Global installs done right

We built Volta to make managing, sharing, and using JavaScript command-line tools convenient and reliable. To make this work, we had to tackle the problem of global installs: a simple way to distribute command-line binaries but with issues that cause some developers to shy away from using them. Volta makes global installs a first-class part of the JavaScript tooling experience, making them both convenient and safe to use.

So why do folks avoid global installs in the first place?

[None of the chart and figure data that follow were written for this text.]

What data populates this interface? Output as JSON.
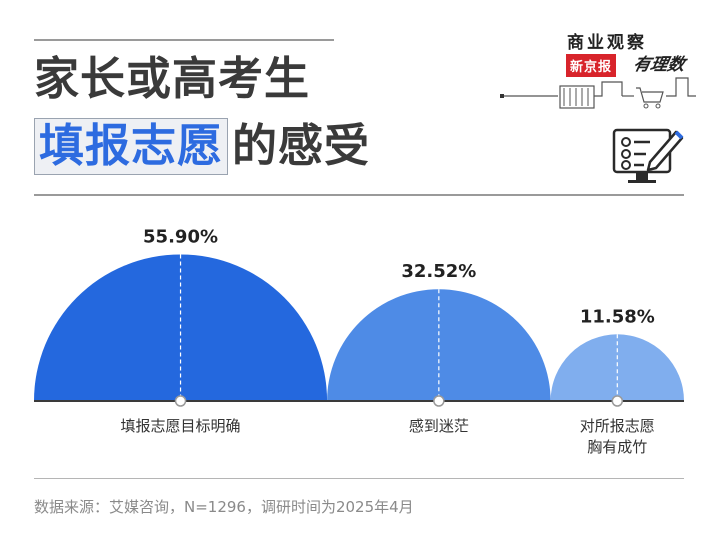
{
  "header": {
    "title_line1": "家长或高考生",
    "title_highlight": "填报志愿",
    "title_rest": "的感受"
  },
  "brand": {
    "name": "商业观察",
    "tag": "新京报",
    "script": "有理数"
  },
  "source": "数据来源：艾媒咨询，N=1296，调研时间为2025年4月",
  "colors": {
    "highlight_text": "#2d6be0",
    "semi_1": "#2468de",
    "semi_2": "#4e8be6",
    "semi_3": "#80aeee"
  },
  "chart_data": {
    "type": "semicircle",
    "unit": "%",
    "series": [
      {
        "category": "填报志愿目标明确",
        "value": 55.9,
        "label": "55.90%"
      },
      {
        "category": "感到迷茫",
        "value": 32.52,
        "label": "32.52%"
      },
      {
        "category_lines": [
          "对所报志愿",
          "胸有成竹"
        ],
        "value": 11.58,
        "label": "11.58%"
      }
    ]
  }
}
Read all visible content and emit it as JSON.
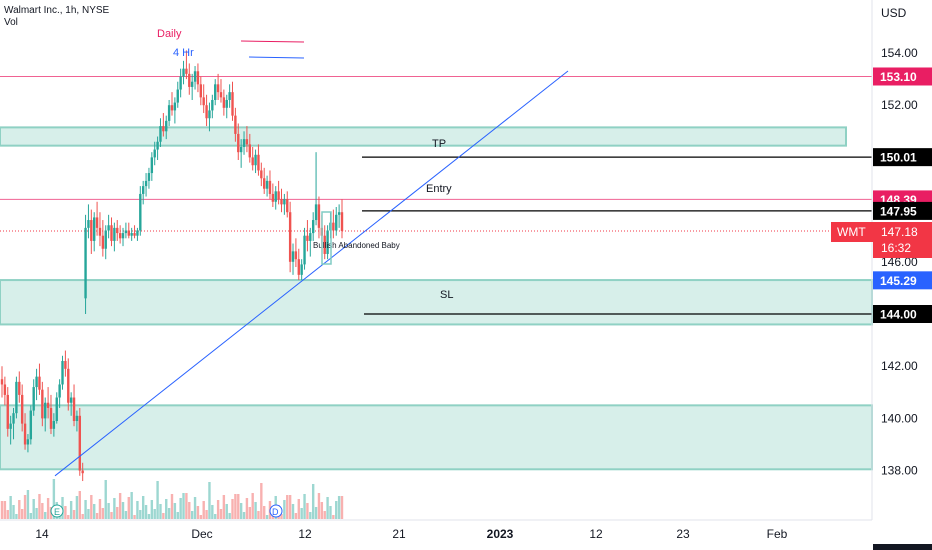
{
  "header": {
    "symbol_line": "Walmart Inc., 1h, NYSE",
    "volume_label": "Vol"
  },
  "price_axis": {
    "unit": "USD",
    "ticks": [
      "154.00",
      "152.00",
      "146.00",
      "142.00",
      "140.00",
      "138.00"
    ]
  },
  "time_axis": {
    "ticks": [
      "14",
      "Dec",
      "12",
      "21",
      "2023",
      "12",
      "23",
      "Feb"
    ]
  },
  "legend": {
    "daily_label": "Daily",
    "daily_color": "#e91e63",
    "h4_label": "4 Hr",
    "h4_color": "#2962ff"
  },
  "annotations": {
    "tp": "TP",
    "entry": "Entry",
    "sl": "SL",
    "pattern": "Bullish Abandoned Baby"
  },
  "price_tags": [
    {
      "label": "153.10",
      "price": 153.1,
      "bg": "#e91e63",
      "fg": "#ffffff"
    },
    {
      "label": "150.01",
      "price": 150.01,
      "bg": "#000000",
      "fg": "#ffffff"
    },
    {
      "label": "148.39",
      "price": 148.39,
      "bg": "#e91e63",
      "fg": "#ffffff"
    },
    {
      "label": "147.95",
      "price": 147.95,
      "bg": "#000000",
      "fg": "#ffffff"
    },
    {
      "label": "145.29",
      "price": 145.29,
      "bg": "#2962ff",
      "fg": "#ffffff"
    },
    {
      "label": "144.00",
      "price": 144.0,
      "bg": "#000000",
      "fg": "#ffffff"
    }
  ],
  "current_price": {
    "ticker": "WMT",
    "price": "147.18",
    "countdown": "16:32",
    "value": 147.18,
    "bg": "#f23645"
  },
  "colors": {
    "zone_fill": "#d7efea",
    "zone_border": "#8fd1c4",
    "up_candle": "#26a69a",
    "down_candle": "#ef5350",
    "trendline": "#2962ff",
    "daily_level": "#f06292"
  },
  "chart_data": {
    "type": "candlestick",
    "timeframe": "1h",
    "ylim": [
      136.5,
      155.2
    ],
    "horizontal_levels": [
      {
        "price": 153.1,
        "kind": "daily"
      },
      {
        "price": 148.39,
        "kind": "daily"
      },
      {
        "price": 150.01,
        "kind": "TP"
      },
      {
        "price": 147.95,
        "kind": "Entry"
      },
      {
        "price": 144.0,
        "kind": "SL"
      }
    ],
    "zones": [
      {
        "top": 151.15,
        "bottom": 150.45
      },
      {
        "top": 145.3,
        "bottom": 143.6
      },
      {
        "top": 140.5,
        "bottom": 138.05
      }
    ],
    "candles": [
      [
        141.5,
        142.0,
        140.8,
        141.3
      ],
      [
        141.3,
        141.6,
        140.5,
        140.9
      ],
      [
        140.9,
        141.2,
        139.3,
        139.6
      ],
      [
        139.6,
        140.1,
        139.0,
        139.8
      ],
      [
        139.8,
        140.4,
        139.2,
        140.2
      ],
      [
        140.2,
        141.6,
        140.0,
        141.4
      ],
      [
        141.4,
        141.8,
        140.6,
        140.9
      ],
      [
        140.9,
        141.3,
        139.5,
        139.8
      ],
      [
        139.8,
        140.2,
        138.8,
        139.0
      ],
      [
        139.0,
        139.4,
        138.7,
        139.2
      ],
      [
        139.2,
        140.5,
        139.0,
        140.3
      ],
      [
        140.3,
        141.5,
        140.1,
        141.2
      ],
      [
        141.2,
        141.9,
        140.7,
        141.6
      ],
      [
        141.6,
        142.1,
        140.9,
        141.1
      ],
      [
        141.1,
        141.4,
        139.7,
        140.0
      ],
      [
        140.0,
        140.8,
        139.5,
        140.6
      ],
      [
        140.6,
        141.2,
        140.0,
        140.4
      ],
      [
        140.4,
        140.9,
        139.4,
        139.6
      ],
      [
        139.6,
        140.2,
        139.3,
        139.9
      ],
      [
        139.9,
        141.0,
        139.8,
        140.8
      ],
      [
        140.8,
        141.5,
        140.4,
        141.3
      ],
      [
        141.3,
        142.4,
        141.1,
        142.2
      ],
      [
        142.2,
        142.6,
        141.6,
        141.9
      ],
      [
        141.9,
        142.3,
        140.3,
        140.6
      ],
      [
        140.6,
        141.0,
        140.1,
        140.8
      ],
      [
        140.8,
        141.3,
        139.7,
        139.9
      ],
      [
        139.9,
        140.3,
        139.5,
        140.1
      ],
      [
        140.1,
        140.4,
        137.8,
        138.0
      ],
      [
        138.0,
        138.3,
        137.6,
        137.9
      ],
      [
        144.6,
        147.8,
        144.0,
        147.3
      ],
      [
        147.3,
        148.2,
        146.9,
        147.6
      ],
      [
        147.6,
        148.0,
        146.3,
        146.8
      ],
      [
        146.8,
        147.9,
        146.4,
        147.7
      ],
      [
        147.7,
        148.3,
        147.0,
        147.3
      ],
      [
        147.3,
        147.9,
        146.6,
        147.0
      ],
      [
        147.0,
        147.6,
        146.2,
        146.5
      ],
      [
        146.5,
        147.4,
        146.1,
        147.2
      ],
      [
        147.2,
        147.8,
        146.9,
        147.4
      ],
      [
        147.4,
        147.7,
        146.6,
        146.8
      ],
      [
        146.8,
        147.5,
        146.4,
        147.3
      ],
      [
        147.3,
        147.6,
        146.8,
        147.1
      ],
      [
        147.1,
        147.4,
        146.7,
        146.9
      ],
      [
        146.9,
        147.3,
        146.6,
        147.1
      ],
      [
        147.1,
        147.5,
        146.9,
        147.2
      ],
      [
        147.2,
        147.5,
        146.9,
        147.0
      ],
      [
        147.0,
        147.3,
        146.8,
        147.1
      ],
      [
        147.1,
        147.4,
        146.9,
        147.0
      ],
      [
        147.0,
        147.3,
        146.8,
        147.2
      ],
      [
        147.2,
        148.9,
        147.0,
        148.6
      ],
      [
        148.6,
        149.1,
        148.2,
        148.9
      ],
      [
        148.9,
        149.4,
        148.5,
        149.1
      ],
      [
        149.1,
        149.6,
        148.8,
        149.4
      ],
      [
        149.4,
        150.2,
        149.1,
        150.0
      ],
      [
        150.0,
        150.6,
        149.7,
        150.3
      ],
      [
        150.3,
        150.8,
        149.9,
        150.6
      ],
      [
        150.6,
        151.5,
        150.4,
        151.2
      ],
      [
        151.2,
        151.7,
        150.8,
        151.0
      ],
      [
        151.0,
        151.6,
        150.7,
        151.4
      ],
      [
        151.4,
        152.2,
        151.2,
        152.0
      ],
      [
        152.0,
        152.5,
        151.6,
        151.8
      ],
      [
        151.8,
        152.3,
        151.3,
        152.1
      ],
      [
        152.1,
        152.9,
        151.9,
        152.6
      ],
      [
        152.6,
        153.4,
        152.3,
        153.1
      ],
      [
        153.1,
        153.7,
        152.8,
        153.4
      ],
      [
        153.4,
        154.1,
        153.0,
        153.2
      ],
      [
        153.2,
        153.6,
        152.4,
        152.7
      ],
      [
        152.7,
        153.2,
        152.2,
        152.9
      ],
      [
        152.9,
        153.5,
        152.6,
        153.3
      ],
      [
        153.3,
        153.6,
        152.5,
        152.8
      ],
      [
        152.8,
        153.1,
        152.0,
        152.3
      ],
      [
        152.3,
        152.8,
        151.7,
        152.0
      ],
      [
        152.0,
        152.4,
        151.2,
        151.5
      ],
      [
        151.5,
        152.1,
        151.0,
        151.8
      ],
      [
        151.8,
        152.4,
        151.5,
        152.2
      ],
      [
        152.2,
        153.0,
        152.0,
        152.8
      ],
      [
        152.8,
        153.2,
        152.2,
        152.5
      ],
      [
        152.5,
        153.0,
        152.1,
        152.3
      ],
      [
        152.3,
        152.6,
        151.6,
        151.9
      ],
      [
        151.9,
        152.4,
        151.5,
        152.2
      ],
      [
        152.2,
        152.8,
        151.9,
        152.5
      ],
      [
        152.5,
        152.9,
        151.4,
        151.6
      ],
      [
        151.6,
        151.9,
        150.6,
        150.9
      ],
      [
        150.9,
        151.3,
        149.9,
        150.2
      ],
      [
        150.2,
        150.7,
        149.6,
        150.4
      ],
      [
        150.4,
        151.0,
        150.1,
        150.7
      ],
      [
        150.7,
        151.2,
        150.2,
        150.5
      ],
      [
        150.5,
        150.9,
        149.8,
        150.0
      ],
      [
        150.0,
        150.4,
        149.5,
        149.7
      ],
      [
        149.7,
        150.3,
        149.4,
        150.1
      ],
      [
        150.1,
        150.5,
        149.3,
        149.5
      ],
      [
        149.5,
        149.8,
        148.9,
        149.2
      ],
      [
        149.2,
        149.6,
        148.6,
        148.8
      ],
      [
        148.8,
        149.3,
        148.5,
        149.1
      ],
      [
        149.1,
        149.5,
        148.4,
        148.6
      ],
      [
        148.6,
        149.0,
        148.1,
        148.3
      ],
      [
        148.3,
        148.9,
        148.0,
        148.7
      ],
      [
        148.7,
        149.1,
        148.2,
        148.4
      ],
      [
        148.4,
        148.8,
        147.9,
        148.2
      ],
      [
        148.2,
        148.6,
        147.8,
        148.4
      ],
      [
        148.4,
        148.7,
        147.7,
        147.9
      ],
      [
        147.9,
        148.3,
        145.6,
        146.0
      ],
      [
        146.0,
        146.7,
        145.5,
        146.4
      ],
      [
        146.4,
        146.9,
        145.8,
        146.1
      ],
      [
        146.1,
        146.5,
        145.3,
        145.5
      ],
      [
        145.5,
        146.1,
        145.3,
        145.9
      ],
      [
        145.9,
        147.3,
        145.7,
        147.0
      ],
      [
        147.0,
        147.6,
        146.4,
        146.8
      ],
      [
        146.8,
        147.3,
        146.2,
        147.1
      ],
      [
        147.1,
        147.9,
        146.8,
        147.6
      ],
      [
        147.6,
        150.2,
        147.4,
        148.2
      ],
      [
        148.2,
        148.5,
        146.9,
        147.3
      ],
      [
        147.3,
        147.8,
        146.6,
        147.0
      ],
      [
        147.0,
        147.4,
        146.1,
        146.3
      ],
      [
        146.3,
        147.4,
        146.1,
        147.2
      ],
      [
        147.2,
        147.9,
        146.9,
        147.5
      ],
      [
        147.5,
        148.0,
        146.9,
        147.2
      ],
      [
        147.2,
        148.1,
        147.0,
        147.8
      ],
      [
        147.8,
        148.2,
        147.3,
        147.9
      ],
      [
        147.9,
        148.4,
        146.9,
        147.18
      ]
    ]
  }
}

  • Relying on global tools can make your project depend on something that isn’t listed in its dependencies or devDependencies, making it harder for other developers to contribute.
  • Other developers could have different versions of the same global tools, leading to hard-to-identify bugs or inconsistencies in behavior.
  • Unrelated projects on your own machine might depend on different versions of a tool, meaning you now have to manage those versions and switch between them when switching projects.

Some experts advocate including any tools your project depends on in your dependencies and then using the scripts hash in package.json to facilitate running those tools. This way any developer using your code will be able to easily run the same versions of the same tools that you do. This solution, while powerful, is not without its own issues:

  • Requires the mental overhead of knowing what script to run to invoke a given tool (npm test vs mocha)
  • Can make it tricky to customize the command, for example to run a single test from a test suite.
  • Doesn’t work for tools that are used to bootstrap projects, like create-react-app.

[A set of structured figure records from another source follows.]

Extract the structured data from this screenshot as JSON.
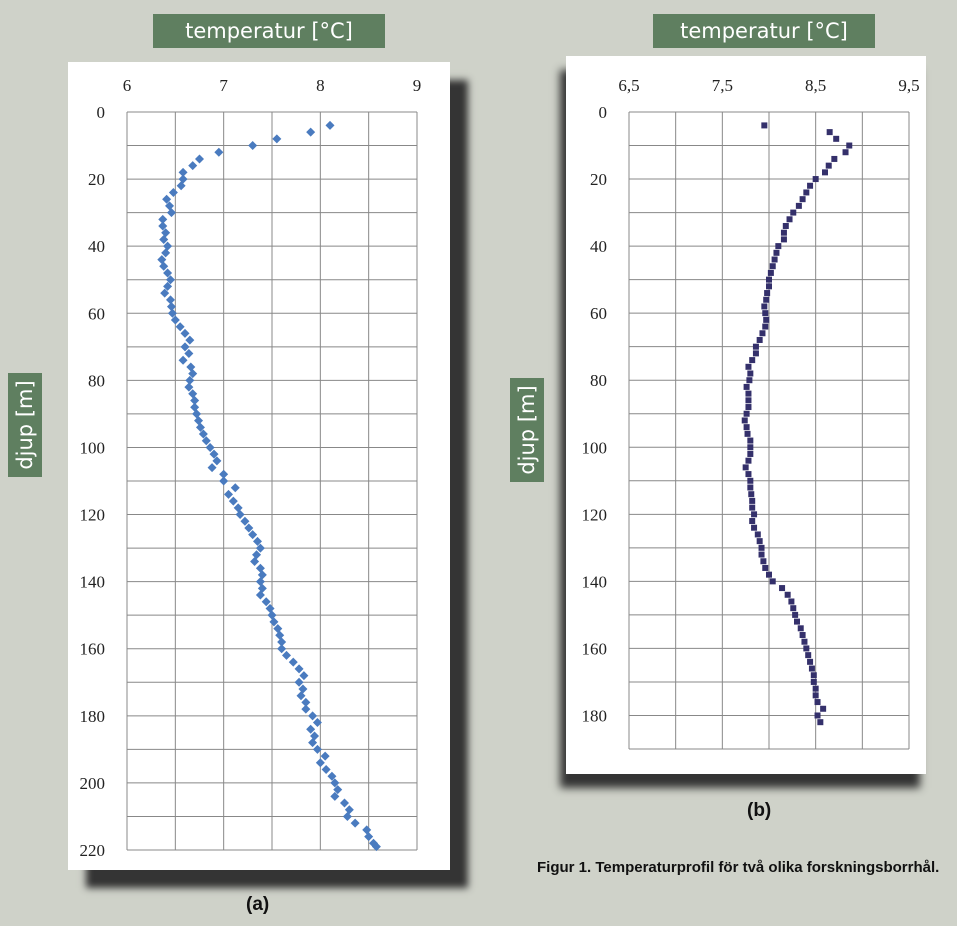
{
  "panels": {
    "a": {
      "xlabel": "temperatur [°C]",
      "ylabel": "djup [m]",
      "sublabel": "(a)"
    },
    "b": {
      "xlabel": "temperatur [°C]",
      "ylabel": "djup [m]",
      "sublabel": "(b)"
    }
  },
  "caption": "Figur 1. Temperaturprofil för två olika forskningsborrhål.",
  "colors": {
    "badge": "#5f7f60",
    "series_a": "#4a7bbf",
    "series_b": "#34306b",
    "grid": "#888888"
  },
  "chart_data": [
    {
      "type": "scatter",
      "title": "",
      "xlabel": "temperatur [°C]",
      "ylabel": "djup [m]",
      "xlim": [
        6,
        9
      ],
      "ylim": [
        0,
        220
      ],
      "y_inverted": true,
      "x_axis_position": "top",
      "xticks": [
        "6",
        "7",
        "8",
        "9"
      ],
      "yticks": [
        "0",
        "20",
        "40",
        "60",
        "80",
        "100",
        "120",
        "140",
        "160",
        "180",
        "200",
        "220"
      ],
      "grid": true,
      "marker": "diamond",
      "points": [
        [
          8.1,
          4
        ],
        [
          7.9,
          6
        ],
        [
          7.55,
          8
        ],
        [
          7.3,
          10
        ],
        [
          6.95,
          12
        ],
        [
          6.75,
          14
        ],
        [
          6.68,
          16
        ],
        [
          6.58,
          18
        ],
        [
          6.58,
          20
        ],
        [
          6.56,
          22
        ],
        [
          6.48,
          24
        ],
        [
          6.41,
          26
        ],
        [
          6.44,
          28
        ],
        [
          6.46,
          30
        ],
        [
          6.37,
          32
        ],
        [
          6.37,
          34
        ],
        [
          6.4,
          36
        ],
        [
          6.38,
          38
        ],
        [
          6.42,
          40
        ],
        [
          6.4,
          42
        ],
        [
          6.36,
          44
        ],
        [
          6.38,
          46
        ],
        [
          6.42,
          48
        ],
        [
          6.45,
          50
        ],
        [
          6.42,
          52
        ],
        [
          6.39,
          54
        ],
        [
          6.45,
          56
        ],
        [
          6.46,
          58
        ],
        [
          6.47,
          60
        ],
        [
          6.5,
          62
        ],
        [
          6.55,
          64
        ],
        [
          6.6,
          66
        ],
        [
          6.65,
          68
        ],
        [
          6.6,
          70
        ],
        [
          6.64,
          72
        ],
        [
          6.58,
          74
        ],
        [
          6.66,
          76
        ],
        [
          6.68,
          78
        ],
        [
          6.65,
          80
        ],
        [
          6.64,
          82
        ],
        [
          6.68,
          84
        ],
        [
          6.7,
          86
        ],
        [
          6.7,
          88
        ],
        [
          6.72,
          90
        ],
        [
          6.74,
          92
        ],
        [
          6.76,
          94
        ],
        [
          6.79,
          96
        ],
        [
          6.82,
          98
        ],
        [
          6.86,
          100
        ],
        [
          6.9,
          102
        ],
        [
          6.93,
          104
        ],
        [
          6.88,
          106
        ],
        [
          7.0,
          108
        ],
        [
          7.0,
          110
        ],
        [
          7.12,
          112
        ],
        [
          7.05,
          114
        ],
        [
          7.1,
          116
        ],
        [
          7.15,
          118
        ],
        [
          7.17,
          120
        ],
        [
          7.22,
          122
        ],
        [
          7.26,
          124
        ],
        [
          7.3,
          126
        ],
        [
          7.35,
          128
        ],
        [
          7.38,
          130
        ],
        [
          7.34,
          132
        ],
        [
          7.32,
          134
        ],
        [
          7.38,
          136
        ],
        [
          7.4,
          138
        ],
        [
          7.38,
          140
        ],
        [
          7.4,
          142
        ],
        [
          7.38,
          144
        ],
        [
          7.44,
          146
        ],
        [
          7.48,
          148
        ],
        [
          7.5,
          150
        ],
        [
          7.52,
          152
        ],
        [
          7.56,
          154
        ],
        [
          7.58,
          156
        ],
        [
          7.6,
          158
        ],
        [
          7.6,
          160
        ],
        [
          7.65,
          162
        ],
        [
          7.72,
          164
        ],
        [
          7.78,
          166
        ],
        [
          7.83,
          168
        ],
        [
          7.78,
          170
        ],
        [
          7.82,
          172
        ],
        [
          7.8,
          174
        ],
        [
          7.85,
          176
        ],
        [
          7.85,
          178
        ],
        [
          7.92,
          180
        ],
        [
          7.97,
          182
        ],
        [
          7.9,
          184
        ],
        [
          7.94,
          186
        ],
        [
          7.92,
          188
        ],
        [
          7.97,
          190
        ],
        [
          8.05,
          192
        ],
        [
          8.0,
          194
        ],
        [
          8.06,
          196
        ],
        [
          8.12,
          198
        ],
        [
          8.15,
          200
        ],
        [
          8.18,
          202
        ],
        [
          8.15,
          204
        ],
        [
          8.25,
          206
        ],
        [
          8.3,
          208
        ],
        [
          8.28,
          210
        ],
        [
          8.36,
          212
        ],
        [
          8.48,
          214
        ],
        [
          8.5,
          216
        ],
        [
          8.55,
          218
        ],
        [
          8.58,
          219
        ]
      ]
    },
    {
      "type": "scatter",
      "title": "",
      "xlabel": "temperatur [°C]",
      "ylabel": "djup [m]",
      "xlim": [
        6.5,
        9.5
      ],
      "ylim": [
        0,
        190
      ],
      "y_inverted": true,
      "x_axis_position": "top",
      "xticks": [
        "6,5",
        "7,5",
        "8,5",
        "9,5"
      ],
      "yticks": [
        "0",
        "20",
        "40",
        "60",
        "80",
        "100",
        "120",
        "140",
        "160",
        "180"
      ],
      "grid": true,
      "marker": "square",
      "points": [
        [
          7.95,
          4
        ],
        [
          8.65,
          6
        ],
        [
          8.72,
          8
        ],
        [
          8.86,
          10
        ],
        [
          8.82,
          12
        ],
        [
          8.7,
          14
        ],
        [
          8.64,
          16
        ],
        [
          8.6,
          18
        ],
        [
          8.5,
          20
        ],
        [
          8.44,
          22
        ],
        [
          8.4,
          24
        ],
        [
          8.36,
          26
        ],
        [
          8.32,
          28
        ],
        [
          8.26,
          30
        ],
        [
          8.22,
          32
        ],
        [
          8.18,
          34
        ],
        [
          8.16,
          36
        ],
        [
          8.16,
          38
        ],
        [
          8.1,
          40
        ],
        [
          8.08,
          42
        ],
        [
          8.06,
          44
        ],
        [
          8.04,
          46
        ],
        [
          8.02,
          48
        ],
        [
          8.0,
          50
        ],
        [
          8.0,
          52
        ],
        [
          7.98,
          54
        ],
        [
          7.97,
          56
        ],
        [
          7.95,
          58
        ],
        [
          7.96,
          60
        ],
        [
          7.97,
          62
        ],
        [
          7.96,
          64
        ],
        [
          7.93,
          66
        ],
        [
          7.9,
          68
        ],
        [
          7.86,
          70
        ],
        [
          7.86,
          72
        ],
        [
          7.82,
          74
        ],
        [
          7.78,
          76
        ],
        [
          7.8,
          78
        ],
        [
          7.79,
          80
        ],
        [
          7.76,
          82
        ],
        [
          7.78,
          84
        ],
        [
          7.78,
          86
        ],
        [
          7.78,
          88
        ],
        [
          7.76,
          90
        ],
        [
          7.74,
          92
        ],
        [
          7.76,
          94
        ],
        [
          7.77,
          96
        ],
        [
          7.8,
          98
        ],
        [
          7.8,
          100
        ],
        [
          7.8,
          102
        ],
        [
          7.78,
          104
        ],
        [
          7.75,
          106
        ],
        [
          7.78,
          108
        ],
        [
          7.8,
          110
        ],
        [
          7.8,
          112
        ],
        [
          7.81,
          114
        ],
        [
          7.82,
          116
        ],
        [
          7.82,
          118
        ],
        [
          7.84,
          120
        ],
        [
          7.82,
          122
        ],
        [
          7.84,
          124
        ],
        [
          7.88,
          126
        ],
        [
          7.9,
          128
        ],
        [
          7.92,
          130
        ],
        [
          7.92,
          132
        ],
        [
          7.94,
          134
        ],
        [
          7.96,
          136
        ],
        [
          8.0,
          138
        ],
        [
          8.04,
          140
        ],
        [
          8.14,
          142
        ],
        [
          8.2,
          144
        ],
        [
          8.24,
          146
        ],
        [
          8.26,
          148
        ],
        [
          8.28,
          150
        ],
        [
          8.3,
          152
        ],
        [
          8.34,
          154
        ],
        [
          8.36,
          156
        ],
        [
          8.38,
          158
        ],
        [
          8.4,
          160
        ],
        [
          8.42,
          162
        ],
        [
          8.44,
          164
        ],
        [
          8.46,
          166
        ],
        [
          8.48,
          168
        ],
        [
          8.48,
          170
        ],
        [
          8.5,
          172
        ],
        [
          8.5,
          174
        ],
        [
          8.52,
          176
        ],
        [
          8.58,
          178
        ],
        [
          8.52,
          180
        ],
        [
          8.55,
          182
        ]
      ]
    }
  ]
}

Volta solves both of these sets of problems by providing smart proxies for any and all of your JS tools.

  • By running volta install mocha, you let Volta know that you want mocha to be available everywhere in your terminal. Volta will download the latest version (or if you want you can specify a specific version) to use as the default.
  • From that point forward, you’ll be able to run that default version of mocha directly in your terminal, just as if you had globally installed it with npm.
  • However, if you run mocha in a project that has the mocha package as a dependency, Volta will automatically delegate to the local version installed in node_modules, without you having to change the command at all.

This proxy behavior lets you get all the usefulness of having tools directly available in your terminal, without having to worry about switching versions when switching projects. As a bonus, Volta will also pin a version of Node when installing each tool, so you don’t have to worry about having to re-install the tools if you update your default version of Node—they will all continue to work!